Over on the Internet Monk, they have a regular feature called Difficult Scriptures in which readers are invited to work together to illuminate various...um...difficult scriptures.
Last week's offering was Matthew 22:14: "For many are called but few are chosen." I decided to comment on this one because of the remarkable thing I had noticed the last time I had to preach on that passage: that the few who are chosen are the ones who don't come to the banquet, or the one who is kicked out for being improperly attired.
I mean, look at it: "Those slaves went out into the streets and gathered all whom they found, both good and bad; so the wedding hall was filled with guests." (v. 10) Does that sound like only the few chosen ones will be allowed in to you? So where on earth did we come up with the deeply ingrained notion that it's so important to be among the few chosen ones?

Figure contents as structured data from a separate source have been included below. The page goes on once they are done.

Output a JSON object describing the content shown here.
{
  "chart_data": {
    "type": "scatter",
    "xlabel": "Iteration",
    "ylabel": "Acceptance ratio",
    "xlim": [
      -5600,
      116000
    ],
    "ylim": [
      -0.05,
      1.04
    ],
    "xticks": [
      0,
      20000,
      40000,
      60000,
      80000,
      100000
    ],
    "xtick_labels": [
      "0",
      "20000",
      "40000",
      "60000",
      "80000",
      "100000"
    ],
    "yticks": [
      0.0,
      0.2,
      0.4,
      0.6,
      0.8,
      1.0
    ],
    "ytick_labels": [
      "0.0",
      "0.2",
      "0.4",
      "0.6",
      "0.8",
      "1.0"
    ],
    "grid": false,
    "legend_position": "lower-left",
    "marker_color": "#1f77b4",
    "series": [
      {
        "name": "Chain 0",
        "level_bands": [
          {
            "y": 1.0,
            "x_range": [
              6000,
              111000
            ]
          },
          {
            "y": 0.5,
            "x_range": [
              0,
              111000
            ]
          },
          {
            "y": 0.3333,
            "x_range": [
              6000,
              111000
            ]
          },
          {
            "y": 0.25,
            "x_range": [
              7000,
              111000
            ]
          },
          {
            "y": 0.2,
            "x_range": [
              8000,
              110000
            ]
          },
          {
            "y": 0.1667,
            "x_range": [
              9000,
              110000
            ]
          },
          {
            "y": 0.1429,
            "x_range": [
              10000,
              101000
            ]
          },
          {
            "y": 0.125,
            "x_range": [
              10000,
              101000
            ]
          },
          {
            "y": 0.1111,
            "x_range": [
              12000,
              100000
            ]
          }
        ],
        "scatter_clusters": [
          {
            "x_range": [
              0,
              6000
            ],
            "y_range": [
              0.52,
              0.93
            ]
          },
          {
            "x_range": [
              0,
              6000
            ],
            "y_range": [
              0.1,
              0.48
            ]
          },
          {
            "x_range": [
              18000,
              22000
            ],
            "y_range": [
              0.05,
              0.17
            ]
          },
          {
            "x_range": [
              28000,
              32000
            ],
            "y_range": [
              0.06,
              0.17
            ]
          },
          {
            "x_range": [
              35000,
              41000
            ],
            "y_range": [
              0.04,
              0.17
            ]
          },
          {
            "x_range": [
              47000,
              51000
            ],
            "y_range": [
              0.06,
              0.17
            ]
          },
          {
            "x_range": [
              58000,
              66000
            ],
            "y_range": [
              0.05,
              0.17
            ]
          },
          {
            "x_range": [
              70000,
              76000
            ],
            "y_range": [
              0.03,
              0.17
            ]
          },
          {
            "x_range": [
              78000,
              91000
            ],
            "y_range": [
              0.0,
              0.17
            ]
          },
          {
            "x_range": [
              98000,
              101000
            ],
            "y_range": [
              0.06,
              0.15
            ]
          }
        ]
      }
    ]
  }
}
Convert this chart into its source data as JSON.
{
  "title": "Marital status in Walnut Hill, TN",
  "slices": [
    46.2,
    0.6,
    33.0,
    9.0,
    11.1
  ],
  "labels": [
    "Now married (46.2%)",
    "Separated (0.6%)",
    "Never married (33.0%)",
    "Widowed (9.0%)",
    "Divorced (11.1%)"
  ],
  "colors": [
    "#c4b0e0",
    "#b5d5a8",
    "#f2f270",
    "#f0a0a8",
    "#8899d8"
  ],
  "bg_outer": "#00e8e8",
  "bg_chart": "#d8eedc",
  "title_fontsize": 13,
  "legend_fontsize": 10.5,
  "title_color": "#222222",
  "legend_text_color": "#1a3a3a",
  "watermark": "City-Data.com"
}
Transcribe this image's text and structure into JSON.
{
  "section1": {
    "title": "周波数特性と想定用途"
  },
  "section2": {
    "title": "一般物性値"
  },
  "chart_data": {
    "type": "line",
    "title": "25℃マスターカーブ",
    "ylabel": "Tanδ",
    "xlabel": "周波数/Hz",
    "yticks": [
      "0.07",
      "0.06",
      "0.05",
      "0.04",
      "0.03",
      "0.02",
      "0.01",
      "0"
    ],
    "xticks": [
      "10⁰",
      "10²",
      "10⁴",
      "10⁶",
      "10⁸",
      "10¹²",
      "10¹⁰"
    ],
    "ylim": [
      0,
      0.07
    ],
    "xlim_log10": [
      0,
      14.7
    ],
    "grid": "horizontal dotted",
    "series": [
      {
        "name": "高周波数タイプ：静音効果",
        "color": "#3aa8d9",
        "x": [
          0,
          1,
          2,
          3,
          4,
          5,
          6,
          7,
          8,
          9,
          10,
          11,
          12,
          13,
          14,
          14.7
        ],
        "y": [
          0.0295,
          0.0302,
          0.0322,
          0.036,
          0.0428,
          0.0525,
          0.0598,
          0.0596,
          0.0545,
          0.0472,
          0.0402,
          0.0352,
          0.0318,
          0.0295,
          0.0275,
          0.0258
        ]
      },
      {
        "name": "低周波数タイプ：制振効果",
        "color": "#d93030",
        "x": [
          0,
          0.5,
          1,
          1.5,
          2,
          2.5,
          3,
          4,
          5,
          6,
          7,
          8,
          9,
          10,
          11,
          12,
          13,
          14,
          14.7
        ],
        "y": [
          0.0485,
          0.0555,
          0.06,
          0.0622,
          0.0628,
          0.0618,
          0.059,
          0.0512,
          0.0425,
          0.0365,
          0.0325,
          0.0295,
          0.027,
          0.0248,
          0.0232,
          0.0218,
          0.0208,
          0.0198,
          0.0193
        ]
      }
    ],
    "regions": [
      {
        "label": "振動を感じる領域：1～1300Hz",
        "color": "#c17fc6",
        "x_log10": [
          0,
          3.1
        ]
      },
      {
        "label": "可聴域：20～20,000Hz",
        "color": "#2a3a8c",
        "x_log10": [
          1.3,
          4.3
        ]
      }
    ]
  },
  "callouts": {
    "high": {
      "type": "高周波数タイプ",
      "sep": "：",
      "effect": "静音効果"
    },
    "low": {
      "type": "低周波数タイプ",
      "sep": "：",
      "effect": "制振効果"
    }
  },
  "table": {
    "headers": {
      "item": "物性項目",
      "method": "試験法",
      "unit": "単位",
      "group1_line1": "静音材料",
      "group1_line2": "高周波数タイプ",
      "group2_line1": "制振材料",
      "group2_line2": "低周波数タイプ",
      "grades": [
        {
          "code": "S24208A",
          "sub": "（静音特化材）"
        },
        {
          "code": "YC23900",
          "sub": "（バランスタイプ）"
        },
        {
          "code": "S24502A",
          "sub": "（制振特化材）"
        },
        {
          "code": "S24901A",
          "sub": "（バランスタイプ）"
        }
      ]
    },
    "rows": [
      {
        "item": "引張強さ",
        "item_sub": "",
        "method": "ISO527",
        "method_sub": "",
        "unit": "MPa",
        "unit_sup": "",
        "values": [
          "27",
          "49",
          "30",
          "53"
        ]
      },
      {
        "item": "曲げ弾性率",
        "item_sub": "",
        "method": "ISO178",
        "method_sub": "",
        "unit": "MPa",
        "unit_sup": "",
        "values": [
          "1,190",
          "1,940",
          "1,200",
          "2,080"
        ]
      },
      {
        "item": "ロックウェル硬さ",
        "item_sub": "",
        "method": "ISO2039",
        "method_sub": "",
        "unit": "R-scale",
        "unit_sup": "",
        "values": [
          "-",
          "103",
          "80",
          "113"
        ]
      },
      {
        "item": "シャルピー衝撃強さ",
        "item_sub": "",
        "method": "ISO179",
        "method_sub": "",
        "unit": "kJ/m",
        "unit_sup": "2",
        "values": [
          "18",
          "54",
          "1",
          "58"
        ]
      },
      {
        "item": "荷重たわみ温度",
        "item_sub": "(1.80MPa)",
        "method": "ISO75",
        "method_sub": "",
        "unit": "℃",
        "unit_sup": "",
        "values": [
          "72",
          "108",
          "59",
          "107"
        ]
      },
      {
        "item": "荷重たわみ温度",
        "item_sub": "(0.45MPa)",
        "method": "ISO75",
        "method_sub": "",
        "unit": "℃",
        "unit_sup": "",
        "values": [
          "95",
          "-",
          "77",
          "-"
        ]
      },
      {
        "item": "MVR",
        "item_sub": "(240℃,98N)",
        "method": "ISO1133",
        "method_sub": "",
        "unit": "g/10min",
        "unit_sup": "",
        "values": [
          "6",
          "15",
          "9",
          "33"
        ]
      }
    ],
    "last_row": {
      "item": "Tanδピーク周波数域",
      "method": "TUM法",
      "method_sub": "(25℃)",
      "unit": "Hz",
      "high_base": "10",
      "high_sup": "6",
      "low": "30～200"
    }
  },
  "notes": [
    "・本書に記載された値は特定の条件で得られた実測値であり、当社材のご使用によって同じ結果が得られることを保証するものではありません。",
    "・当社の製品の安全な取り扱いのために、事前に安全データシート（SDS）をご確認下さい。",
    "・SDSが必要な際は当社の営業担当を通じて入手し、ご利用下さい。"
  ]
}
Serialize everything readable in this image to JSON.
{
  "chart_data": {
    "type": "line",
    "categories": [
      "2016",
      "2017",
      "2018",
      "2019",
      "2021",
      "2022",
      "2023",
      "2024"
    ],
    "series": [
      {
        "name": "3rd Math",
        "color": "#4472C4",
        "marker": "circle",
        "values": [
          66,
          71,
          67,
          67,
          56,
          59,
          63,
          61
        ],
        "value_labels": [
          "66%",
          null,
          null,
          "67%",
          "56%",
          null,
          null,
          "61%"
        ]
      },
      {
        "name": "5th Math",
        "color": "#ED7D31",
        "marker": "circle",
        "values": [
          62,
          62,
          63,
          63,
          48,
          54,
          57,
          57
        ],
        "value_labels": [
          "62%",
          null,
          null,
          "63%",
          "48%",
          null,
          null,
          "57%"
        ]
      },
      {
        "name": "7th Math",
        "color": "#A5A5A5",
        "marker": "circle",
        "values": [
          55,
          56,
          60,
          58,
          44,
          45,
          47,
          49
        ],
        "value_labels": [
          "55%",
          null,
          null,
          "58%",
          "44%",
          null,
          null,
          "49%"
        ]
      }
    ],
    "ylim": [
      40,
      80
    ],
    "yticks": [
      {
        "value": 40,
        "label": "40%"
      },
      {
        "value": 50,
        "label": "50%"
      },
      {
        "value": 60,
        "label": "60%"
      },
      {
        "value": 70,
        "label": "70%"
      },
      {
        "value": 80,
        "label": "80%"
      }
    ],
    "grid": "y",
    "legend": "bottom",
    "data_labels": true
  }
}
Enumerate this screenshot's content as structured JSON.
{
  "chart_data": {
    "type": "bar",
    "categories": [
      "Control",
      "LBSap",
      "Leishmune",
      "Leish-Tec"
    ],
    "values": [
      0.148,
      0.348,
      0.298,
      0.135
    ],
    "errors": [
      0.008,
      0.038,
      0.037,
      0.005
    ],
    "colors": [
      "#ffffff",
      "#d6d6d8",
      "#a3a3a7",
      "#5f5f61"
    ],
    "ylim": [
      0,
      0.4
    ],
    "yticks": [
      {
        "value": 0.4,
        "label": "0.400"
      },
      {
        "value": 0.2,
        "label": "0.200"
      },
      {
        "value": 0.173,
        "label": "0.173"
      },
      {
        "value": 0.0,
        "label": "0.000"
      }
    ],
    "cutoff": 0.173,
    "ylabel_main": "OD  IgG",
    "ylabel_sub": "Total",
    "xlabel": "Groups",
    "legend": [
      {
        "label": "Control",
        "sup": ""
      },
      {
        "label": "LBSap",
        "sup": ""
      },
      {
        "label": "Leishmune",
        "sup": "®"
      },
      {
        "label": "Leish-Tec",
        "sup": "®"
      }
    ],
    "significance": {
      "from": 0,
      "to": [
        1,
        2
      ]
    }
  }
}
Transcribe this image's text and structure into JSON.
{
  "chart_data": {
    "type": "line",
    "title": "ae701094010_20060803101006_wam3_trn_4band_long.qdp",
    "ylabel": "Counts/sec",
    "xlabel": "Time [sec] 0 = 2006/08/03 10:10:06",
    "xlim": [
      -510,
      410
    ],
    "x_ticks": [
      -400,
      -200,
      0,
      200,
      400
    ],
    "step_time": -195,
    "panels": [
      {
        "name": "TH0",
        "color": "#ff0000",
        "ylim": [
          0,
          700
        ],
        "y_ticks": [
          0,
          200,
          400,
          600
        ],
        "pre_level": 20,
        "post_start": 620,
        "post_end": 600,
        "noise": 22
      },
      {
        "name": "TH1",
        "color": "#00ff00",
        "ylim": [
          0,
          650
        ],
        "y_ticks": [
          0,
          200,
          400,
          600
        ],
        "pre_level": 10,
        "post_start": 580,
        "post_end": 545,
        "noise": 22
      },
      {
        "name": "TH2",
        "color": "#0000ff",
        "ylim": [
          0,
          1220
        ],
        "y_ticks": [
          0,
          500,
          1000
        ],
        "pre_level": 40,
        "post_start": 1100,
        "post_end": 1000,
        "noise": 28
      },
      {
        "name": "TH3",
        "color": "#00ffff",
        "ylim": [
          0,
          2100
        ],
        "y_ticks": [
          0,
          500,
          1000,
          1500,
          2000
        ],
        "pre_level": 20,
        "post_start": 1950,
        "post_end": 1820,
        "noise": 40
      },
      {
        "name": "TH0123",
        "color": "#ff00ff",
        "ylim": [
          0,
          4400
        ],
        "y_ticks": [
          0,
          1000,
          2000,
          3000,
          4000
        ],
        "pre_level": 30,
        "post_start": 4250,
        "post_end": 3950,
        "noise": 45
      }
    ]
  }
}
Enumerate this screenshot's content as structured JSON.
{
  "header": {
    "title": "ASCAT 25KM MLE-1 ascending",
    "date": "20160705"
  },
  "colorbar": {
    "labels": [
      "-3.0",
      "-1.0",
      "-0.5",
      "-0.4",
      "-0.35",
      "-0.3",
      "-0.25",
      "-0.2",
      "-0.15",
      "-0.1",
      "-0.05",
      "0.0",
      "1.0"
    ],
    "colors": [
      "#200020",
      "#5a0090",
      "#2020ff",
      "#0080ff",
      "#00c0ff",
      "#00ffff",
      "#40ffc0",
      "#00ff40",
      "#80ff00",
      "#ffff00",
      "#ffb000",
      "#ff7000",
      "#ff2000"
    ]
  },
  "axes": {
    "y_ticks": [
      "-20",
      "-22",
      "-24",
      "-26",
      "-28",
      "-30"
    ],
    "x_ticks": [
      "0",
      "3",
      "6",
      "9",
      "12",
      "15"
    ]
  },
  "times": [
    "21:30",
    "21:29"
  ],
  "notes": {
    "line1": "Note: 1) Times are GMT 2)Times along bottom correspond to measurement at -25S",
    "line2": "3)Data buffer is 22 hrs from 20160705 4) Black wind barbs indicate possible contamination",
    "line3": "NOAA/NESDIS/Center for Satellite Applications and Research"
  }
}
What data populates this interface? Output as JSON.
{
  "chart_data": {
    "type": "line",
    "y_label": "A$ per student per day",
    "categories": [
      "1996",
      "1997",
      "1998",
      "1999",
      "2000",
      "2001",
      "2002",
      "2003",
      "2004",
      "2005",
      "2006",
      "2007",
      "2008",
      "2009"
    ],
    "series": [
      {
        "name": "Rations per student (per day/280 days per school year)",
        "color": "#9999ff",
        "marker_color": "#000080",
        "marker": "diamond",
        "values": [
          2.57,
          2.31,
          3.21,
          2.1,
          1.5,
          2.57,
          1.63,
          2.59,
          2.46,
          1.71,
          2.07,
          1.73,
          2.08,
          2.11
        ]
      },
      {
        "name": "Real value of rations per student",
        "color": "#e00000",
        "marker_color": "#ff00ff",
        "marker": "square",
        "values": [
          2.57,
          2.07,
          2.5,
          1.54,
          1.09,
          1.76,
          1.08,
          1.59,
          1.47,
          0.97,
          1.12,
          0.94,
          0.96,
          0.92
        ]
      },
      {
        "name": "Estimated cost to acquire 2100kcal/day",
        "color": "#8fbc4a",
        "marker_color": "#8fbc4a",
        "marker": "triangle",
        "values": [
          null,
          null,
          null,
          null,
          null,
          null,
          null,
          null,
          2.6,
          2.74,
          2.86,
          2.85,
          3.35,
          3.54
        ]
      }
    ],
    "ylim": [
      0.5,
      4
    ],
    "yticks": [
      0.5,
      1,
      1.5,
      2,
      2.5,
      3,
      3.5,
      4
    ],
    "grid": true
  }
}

I could use this example to rail against prooftexting: picking a verse (or quotation) out of context to support your previously held position. But that's not what this is really about. It's more that it is hard to read the Scriptures with an eye and ear to what is actually there rather than what you expect to be there.
This is one of the reasons why preparing a sermon is (or ought to be) such hard work. It's so hard to get past the preconceptions I bring to the text. But it is so wonderful when it cracks open and I see some new light.
I don't know how you learn (or teach someone) to be open and to struggle when the meaning seems so cut and dried. I only know how important it is to have ears to hear before I have words to preach.